Media data and vaccine hesitancy: a scoping review (Preprint)
BACKGROUND
Media studies are important for vaccine hesitancy research since they analyze how media shapes risk perceptions and uptake of vaccines. Despite a growth in studies in this field due to advances in computing, language processing, and an expanding social media landscape, no study has consolidated the methodological approaches used to study vaccine hesitancy. Synthesizing this information can better structure and set a precedent for this growing subfield of digital epidemiology.
OBJECTIVE
The review aimed to identify and illustrate what media platforms and methods were used to study vaccine hesitancy, and how they build or contribute to the study of media’s influence on vaccine hesitancy and public health.
METHODS
This study followed PRISMA’s (Preferred Reporting Items for Systematic Reviews and Meta-Analysis) guidelines for scoping reviews. A search was done of PubMed, Web of Science, and SCOPUS for any studies that: used media data (social media and/or traditional media); had an outcome related to vaccine sentiment (opinion, uptake, hesitancy, acceptance, stance); were written in English; and published after 2010. Studies were screened by only one reviewer, and extracted for media platform, analysis method, and theoretical models used.
RESULTS
A total of 123 studies were included, 69 which used traditional research methods and 54 which used computational methods. Of the traditional methods, a majority used content analysis (74.2%) and sentiment analysis (37.1%) to analyze texts, with few using campaign evaluation methods (8.1%) and tracking of search activity and/or information spread (11.3%). The most common platform was newspapers, print media, and online news. Computational methods mostly used sentiment analysis (57.4%), topic modelling (31.5%), and network analysis (27.8%). Fewer studies used projections and feature extraction as methods. The most common platforms were Twitter and Facebook.

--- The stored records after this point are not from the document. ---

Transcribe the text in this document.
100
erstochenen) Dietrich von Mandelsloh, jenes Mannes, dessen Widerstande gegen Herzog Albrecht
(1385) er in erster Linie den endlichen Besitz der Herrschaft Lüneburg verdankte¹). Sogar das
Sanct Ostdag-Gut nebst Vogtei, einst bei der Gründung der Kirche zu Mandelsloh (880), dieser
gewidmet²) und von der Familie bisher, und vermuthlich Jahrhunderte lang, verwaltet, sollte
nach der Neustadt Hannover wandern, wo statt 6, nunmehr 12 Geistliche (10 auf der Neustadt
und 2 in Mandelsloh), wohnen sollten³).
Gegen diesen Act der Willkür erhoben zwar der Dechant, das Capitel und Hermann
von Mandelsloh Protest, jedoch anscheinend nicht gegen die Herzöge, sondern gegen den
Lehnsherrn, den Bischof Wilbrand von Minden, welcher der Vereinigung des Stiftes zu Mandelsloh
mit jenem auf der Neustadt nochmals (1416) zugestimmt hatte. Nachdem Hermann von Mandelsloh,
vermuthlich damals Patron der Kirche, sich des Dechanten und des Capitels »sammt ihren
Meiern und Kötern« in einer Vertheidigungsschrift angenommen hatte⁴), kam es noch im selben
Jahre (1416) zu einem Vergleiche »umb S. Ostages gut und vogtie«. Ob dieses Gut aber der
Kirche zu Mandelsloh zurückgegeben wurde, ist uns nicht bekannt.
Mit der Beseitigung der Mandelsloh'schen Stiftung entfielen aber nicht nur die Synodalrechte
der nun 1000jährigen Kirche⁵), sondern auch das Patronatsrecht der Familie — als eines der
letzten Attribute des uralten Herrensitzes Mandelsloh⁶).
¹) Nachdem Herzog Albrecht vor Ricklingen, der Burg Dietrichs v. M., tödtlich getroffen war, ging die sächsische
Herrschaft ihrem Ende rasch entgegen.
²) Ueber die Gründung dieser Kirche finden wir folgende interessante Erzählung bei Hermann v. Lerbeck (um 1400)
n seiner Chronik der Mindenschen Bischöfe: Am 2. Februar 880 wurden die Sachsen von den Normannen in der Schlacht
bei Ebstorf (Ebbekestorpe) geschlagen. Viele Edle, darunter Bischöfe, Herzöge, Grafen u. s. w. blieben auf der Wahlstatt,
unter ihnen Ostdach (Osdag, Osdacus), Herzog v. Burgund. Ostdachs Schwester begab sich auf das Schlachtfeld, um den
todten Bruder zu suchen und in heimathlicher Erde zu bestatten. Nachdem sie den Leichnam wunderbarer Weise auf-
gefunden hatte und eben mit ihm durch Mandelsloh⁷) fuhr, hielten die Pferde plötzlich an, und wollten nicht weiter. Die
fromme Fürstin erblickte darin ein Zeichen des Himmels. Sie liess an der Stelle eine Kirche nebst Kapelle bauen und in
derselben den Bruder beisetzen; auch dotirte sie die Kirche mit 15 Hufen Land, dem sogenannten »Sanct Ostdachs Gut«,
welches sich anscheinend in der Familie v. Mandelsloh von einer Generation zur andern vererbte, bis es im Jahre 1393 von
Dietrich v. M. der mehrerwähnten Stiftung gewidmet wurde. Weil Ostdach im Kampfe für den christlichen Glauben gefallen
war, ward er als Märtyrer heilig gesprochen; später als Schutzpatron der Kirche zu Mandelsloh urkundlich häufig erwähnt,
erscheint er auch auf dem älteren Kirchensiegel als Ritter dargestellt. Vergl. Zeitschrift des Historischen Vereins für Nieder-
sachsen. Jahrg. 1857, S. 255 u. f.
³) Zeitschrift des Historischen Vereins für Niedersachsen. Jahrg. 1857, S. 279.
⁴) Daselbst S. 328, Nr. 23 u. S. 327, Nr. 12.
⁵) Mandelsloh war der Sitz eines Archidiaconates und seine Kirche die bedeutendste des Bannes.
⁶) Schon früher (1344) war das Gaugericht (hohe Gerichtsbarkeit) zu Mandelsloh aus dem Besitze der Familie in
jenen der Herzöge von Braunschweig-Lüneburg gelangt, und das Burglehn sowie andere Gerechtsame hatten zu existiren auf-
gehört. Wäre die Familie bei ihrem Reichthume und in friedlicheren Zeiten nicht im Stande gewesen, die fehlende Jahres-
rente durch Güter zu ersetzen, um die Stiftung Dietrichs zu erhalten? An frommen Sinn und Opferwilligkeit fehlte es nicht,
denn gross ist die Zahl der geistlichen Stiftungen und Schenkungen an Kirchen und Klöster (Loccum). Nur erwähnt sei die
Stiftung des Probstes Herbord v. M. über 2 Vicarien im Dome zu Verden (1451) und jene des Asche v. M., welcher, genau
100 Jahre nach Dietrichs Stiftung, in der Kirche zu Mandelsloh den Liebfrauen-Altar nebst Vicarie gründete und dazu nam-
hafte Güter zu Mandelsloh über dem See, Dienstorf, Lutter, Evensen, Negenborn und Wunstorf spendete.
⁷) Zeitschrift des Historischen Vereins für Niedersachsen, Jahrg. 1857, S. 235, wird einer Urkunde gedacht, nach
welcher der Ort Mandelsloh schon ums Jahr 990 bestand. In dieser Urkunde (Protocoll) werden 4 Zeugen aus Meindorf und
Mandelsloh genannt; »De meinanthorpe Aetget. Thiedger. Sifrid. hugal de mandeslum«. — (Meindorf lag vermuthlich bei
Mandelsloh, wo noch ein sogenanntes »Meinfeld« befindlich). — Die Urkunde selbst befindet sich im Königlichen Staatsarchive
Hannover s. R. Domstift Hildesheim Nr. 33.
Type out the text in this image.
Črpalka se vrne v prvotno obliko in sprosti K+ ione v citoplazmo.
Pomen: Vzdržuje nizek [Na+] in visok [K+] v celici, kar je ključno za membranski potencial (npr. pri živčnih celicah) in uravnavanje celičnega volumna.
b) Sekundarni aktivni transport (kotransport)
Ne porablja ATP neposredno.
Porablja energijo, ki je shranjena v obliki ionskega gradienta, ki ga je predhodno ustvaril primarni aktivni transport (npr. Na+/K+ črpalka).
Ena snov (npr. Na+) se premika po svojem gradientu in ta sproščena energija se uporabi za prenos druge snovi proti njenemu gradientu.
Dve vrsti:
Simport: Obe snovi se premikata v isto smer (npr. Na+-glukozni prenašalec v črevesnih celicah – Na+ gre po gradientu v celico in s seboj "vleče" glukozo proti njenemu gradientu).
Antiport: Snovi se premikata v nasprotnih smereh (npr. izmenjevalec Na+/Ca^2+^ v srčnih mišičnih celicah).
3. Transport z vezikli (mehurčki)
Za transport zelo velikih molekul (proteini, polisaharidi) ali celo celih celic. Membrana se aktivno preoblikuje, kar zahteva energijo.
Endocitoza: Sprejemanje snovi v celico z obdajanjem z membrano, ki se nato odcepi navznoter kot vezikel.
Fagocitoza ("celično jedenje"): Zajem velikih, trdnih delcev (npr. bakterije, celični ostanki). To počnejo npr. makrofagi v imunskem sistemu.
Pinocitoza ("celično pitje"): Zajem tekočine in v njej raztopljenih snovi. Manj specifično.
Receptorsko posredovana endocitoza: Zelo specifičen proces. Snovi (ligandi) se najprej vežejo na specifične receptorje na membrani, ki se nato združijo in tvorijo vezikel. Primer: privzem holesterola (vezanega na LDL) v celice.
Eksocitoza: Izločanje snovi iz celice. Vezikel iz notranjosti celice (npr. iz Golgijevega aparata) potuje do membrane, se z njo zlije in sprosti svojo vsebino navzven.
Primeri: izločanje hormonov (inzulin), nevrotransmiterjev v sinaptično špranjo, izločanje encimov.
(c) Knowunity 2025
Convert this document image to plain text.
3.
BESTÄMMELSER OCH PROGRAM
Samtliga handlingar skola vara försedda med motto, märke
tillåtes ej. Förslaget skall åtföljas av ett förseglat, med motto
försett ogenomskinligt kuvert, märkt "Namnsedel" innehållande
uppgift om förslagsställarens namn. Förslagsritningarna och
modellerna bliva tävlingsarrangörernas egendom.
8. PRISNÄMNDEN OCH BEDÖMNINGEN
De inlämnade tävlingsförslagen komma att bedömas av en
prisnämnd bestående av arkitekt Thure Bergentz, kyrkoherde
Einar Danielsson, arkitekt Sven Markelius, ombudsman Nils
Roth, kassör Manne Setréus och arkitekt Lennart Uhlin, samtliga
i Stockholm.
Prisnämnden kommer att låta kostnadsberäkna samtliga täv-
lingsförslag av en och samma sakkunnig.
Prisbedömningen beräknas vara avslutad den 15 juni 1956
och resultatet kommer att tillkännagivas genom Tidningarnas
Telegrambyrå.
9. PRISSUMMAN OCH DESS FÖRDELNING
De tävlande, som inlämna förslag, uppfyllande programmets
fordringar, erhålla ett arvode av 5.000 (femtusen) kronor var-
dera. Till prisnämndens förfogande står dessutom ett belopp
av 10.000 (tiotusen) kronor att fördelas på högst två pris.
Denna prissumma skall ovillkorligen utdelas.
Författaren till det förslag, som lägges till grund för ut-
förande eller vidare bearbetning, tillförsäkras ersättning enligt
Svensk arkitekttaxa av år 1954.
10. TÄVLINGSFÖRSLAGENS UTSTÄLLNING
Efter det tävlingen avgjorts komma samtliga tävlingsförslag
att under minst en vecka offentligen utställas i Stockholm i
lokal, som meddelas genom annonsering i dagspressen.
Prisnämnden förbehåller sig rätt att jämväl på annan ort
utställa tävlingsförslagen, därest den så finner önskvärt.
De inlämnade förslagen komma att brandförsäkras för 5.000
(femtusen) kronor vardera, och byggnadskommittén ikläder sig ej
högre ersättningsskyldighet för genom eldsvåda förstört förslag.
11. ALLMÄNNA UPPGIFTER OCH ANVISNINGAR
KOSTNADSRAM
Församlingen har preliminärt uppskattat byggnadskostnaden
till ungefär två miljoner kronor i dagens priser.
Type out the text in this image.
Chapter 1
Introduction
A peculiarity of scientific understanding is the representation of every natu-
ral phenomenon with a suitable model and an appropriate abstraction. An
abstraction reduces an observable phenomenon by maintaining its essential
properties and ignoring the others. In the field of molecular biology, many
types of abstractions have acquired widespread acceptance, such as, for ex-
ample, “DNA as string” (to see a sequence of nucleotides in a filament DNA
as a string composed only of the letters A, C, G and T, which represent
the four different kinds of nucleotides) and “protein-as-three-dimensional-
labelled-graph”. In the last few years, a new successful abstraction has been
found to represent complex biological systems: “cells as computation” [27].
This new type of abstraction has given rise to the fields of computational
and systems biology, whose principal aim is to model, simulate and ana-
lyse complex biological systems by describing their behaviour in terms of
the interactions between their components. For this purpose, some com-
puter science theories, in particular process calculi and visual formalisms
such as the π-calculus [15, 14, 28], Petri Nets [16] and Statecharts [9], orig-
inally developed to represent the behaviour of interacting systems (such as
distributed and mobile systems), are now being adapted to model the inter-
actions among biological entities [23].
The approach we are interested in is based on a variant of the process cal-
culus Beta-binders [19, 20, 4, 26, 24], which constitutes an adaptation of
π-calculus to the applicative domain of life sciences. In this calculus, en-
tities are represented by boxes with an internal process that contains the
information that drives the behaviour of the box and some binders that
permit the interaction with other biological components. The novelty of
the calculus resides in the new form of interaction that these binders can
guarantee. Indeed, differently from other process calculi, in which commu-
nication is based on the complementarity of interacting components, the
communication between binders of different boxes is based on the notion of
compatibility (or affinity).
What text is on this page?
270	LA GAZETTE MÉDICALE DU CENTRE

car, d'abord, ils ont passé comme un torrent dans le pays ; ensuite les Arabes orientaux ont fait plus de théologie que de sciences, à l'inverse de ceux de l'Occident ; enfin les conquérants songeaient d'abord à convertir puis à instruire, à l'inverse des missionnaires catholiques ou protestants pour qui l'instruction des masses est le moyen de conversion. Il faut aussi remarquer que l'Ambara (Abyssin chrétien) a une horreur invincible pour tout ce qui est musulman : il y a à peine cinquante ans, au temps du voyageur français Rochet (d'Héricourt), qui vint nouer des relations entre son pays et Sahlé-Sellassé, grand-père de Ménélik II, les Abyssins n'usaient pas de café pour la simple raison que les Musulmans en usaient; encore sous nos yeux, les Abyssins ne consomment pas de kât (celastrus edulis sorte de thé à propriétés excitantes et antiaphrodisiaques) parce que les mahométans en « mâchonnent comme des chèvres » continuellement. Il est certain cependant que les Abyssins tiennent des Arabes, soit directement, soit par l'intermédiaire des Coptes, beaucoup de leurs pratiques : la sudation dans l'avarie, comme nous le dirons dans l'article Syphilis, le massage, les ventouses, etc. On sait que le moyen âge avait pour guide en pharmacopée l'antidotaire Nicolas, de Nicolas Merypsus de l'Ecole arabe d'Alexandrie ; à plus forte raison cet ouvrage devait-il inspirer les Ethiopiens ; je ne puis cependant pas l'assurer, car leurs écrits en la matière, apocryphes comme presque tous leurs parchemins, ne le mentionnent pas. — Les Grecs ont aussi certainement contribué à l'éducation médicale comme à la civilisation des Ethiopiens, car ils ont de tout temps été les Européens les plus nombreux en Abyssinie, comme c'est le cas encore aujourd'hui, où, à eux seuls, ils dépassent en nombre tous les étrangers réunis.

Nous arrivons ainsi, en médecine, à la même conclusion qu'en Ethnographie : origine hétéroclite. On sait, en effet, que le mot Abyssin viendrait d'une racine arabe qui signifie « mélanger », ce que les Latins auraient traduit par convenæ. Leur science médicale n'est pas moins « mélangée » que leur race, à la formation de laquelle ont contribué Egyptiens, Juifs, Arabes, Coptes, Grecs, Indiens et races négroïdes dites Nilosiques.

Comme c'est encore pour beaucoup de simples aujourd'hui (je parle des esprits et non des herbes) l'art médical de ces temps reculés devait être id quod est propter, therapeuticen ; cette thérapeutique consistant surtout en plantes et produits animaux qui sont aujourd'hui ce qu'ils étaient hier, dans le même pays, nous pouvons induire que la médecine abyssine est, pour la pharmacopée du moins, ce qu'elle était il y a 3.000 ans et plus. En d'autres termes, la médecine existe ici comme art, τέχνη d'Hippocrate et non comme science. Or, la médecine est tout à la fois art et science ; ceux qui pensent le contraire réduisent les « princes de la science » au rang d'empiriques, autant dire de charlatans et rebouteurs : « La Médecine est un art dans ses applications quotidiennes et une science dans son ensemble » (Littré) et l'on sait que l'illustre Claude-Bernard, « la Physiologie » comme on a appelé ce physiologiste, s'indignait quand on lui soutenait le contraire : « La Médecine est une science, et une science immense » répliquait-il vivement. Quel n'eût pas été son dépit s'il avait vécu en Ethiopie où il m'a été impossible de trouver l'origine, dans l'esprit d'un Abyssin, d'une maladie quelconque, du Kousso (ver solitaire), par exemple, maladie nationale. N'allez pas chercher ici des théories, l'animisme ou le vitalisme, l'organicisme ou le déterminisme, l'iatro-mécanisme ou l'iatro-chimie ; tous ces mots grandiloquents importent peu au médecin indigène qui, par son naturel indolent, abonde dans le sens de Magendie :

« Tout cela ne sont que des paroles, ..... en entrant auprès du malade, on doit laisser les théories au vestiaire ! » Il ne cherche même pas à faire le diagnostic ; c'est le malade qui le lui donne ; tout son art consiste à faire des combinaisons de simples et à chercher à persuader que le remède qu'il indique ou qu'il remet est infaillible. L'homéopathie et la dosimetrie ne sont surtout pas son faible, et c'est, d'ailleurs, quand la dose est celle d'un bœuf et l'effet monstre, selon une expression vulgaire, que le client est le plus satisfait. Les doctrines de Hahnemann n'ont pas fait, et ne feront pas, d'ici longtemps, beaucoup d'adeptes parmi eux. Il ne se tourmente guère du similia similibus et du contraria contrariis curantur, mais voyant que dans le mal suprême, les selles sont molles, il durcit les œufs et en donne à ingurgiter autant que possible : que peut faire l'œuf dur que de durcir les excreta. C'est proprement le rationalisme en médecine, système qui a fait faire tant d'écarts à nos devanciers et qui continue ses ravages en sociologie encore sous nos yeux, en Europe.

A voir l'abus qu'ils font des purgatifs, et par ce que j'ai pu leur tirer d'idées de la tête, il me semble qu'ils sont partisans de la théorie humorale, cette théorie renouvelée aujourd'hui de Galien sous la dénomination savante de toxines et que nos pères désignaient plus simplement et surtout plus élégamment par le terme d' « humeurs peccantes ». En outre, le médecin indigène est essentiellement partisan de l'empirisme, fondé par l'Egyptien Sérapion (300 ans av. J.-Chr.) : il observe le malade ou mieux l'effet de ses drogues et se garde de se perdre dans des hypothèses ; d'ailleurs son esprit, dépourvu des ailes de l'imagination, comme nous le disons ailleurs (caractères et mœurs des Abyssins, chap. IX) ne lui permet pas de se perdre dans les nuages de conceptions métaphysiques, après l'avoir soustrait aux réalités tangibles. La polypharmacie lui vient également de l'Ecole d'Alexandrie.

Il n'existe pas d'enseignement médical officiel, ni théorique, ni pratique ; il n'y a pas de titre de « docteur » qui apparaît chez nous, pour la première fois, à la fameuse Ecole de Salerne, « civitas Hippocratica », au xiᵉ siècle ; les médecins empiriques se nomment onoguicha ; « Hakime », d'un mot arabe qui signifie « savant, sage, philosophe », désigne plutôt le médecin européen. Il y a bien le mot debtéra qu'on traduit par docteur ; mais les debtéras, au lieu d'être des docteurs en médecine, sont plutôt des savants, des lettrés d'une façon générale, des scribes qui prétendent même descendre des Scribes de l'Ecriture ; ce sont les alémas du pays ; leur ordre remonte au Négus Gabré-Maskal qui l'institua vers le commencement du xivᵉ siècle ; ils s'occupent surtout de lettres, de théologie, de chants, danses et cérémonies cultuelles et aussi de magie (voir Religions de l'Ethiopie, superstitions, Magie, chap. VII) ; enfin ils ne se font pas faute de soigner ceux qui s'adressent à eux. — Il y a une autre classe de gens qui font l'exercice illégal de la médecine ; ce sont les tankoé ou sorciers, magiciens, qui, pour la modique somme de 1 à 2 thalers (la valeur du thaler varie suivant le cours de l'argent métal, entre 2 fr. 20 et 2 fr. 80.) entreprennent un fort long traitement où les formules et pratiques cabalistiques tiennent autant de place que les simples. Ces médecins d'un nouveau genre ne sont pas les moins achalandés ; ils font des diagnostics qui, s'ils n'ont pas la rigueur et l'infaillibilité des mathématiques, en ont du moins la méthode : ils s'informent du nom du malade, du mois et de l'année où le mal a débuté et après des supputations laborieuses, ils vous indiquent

Theoretically, most studies were weak. Of traditional methods, only 8 had a theory-based approach (11.6%); and for computational methods, only 6 (11.1%). Due to a patchwork of studies resulting from combinations of platforms and methods, it is difficult to draw a coherent conclusion on media’s influence on vaccine hesitancy.
CONCLUSIONS
There is heterogeneity in using media data to study vaccine hesitation, evidenced in the medley of combinations of platforms and computer science tools (eg. network analysis, sentiment analysis). Yet, these studies are guided by a preference for using novel methods rather than theory, making their links to public health tenuous. This review suggests and walks through a theory-first approach that can aid in better formulation of knowledge and establish a coherent paradigm in media studies on vaccine hesitancy. It ends with a statement that media data analyses, though groundbreaking in approach, should supplement–not supplant–current practices in public health research.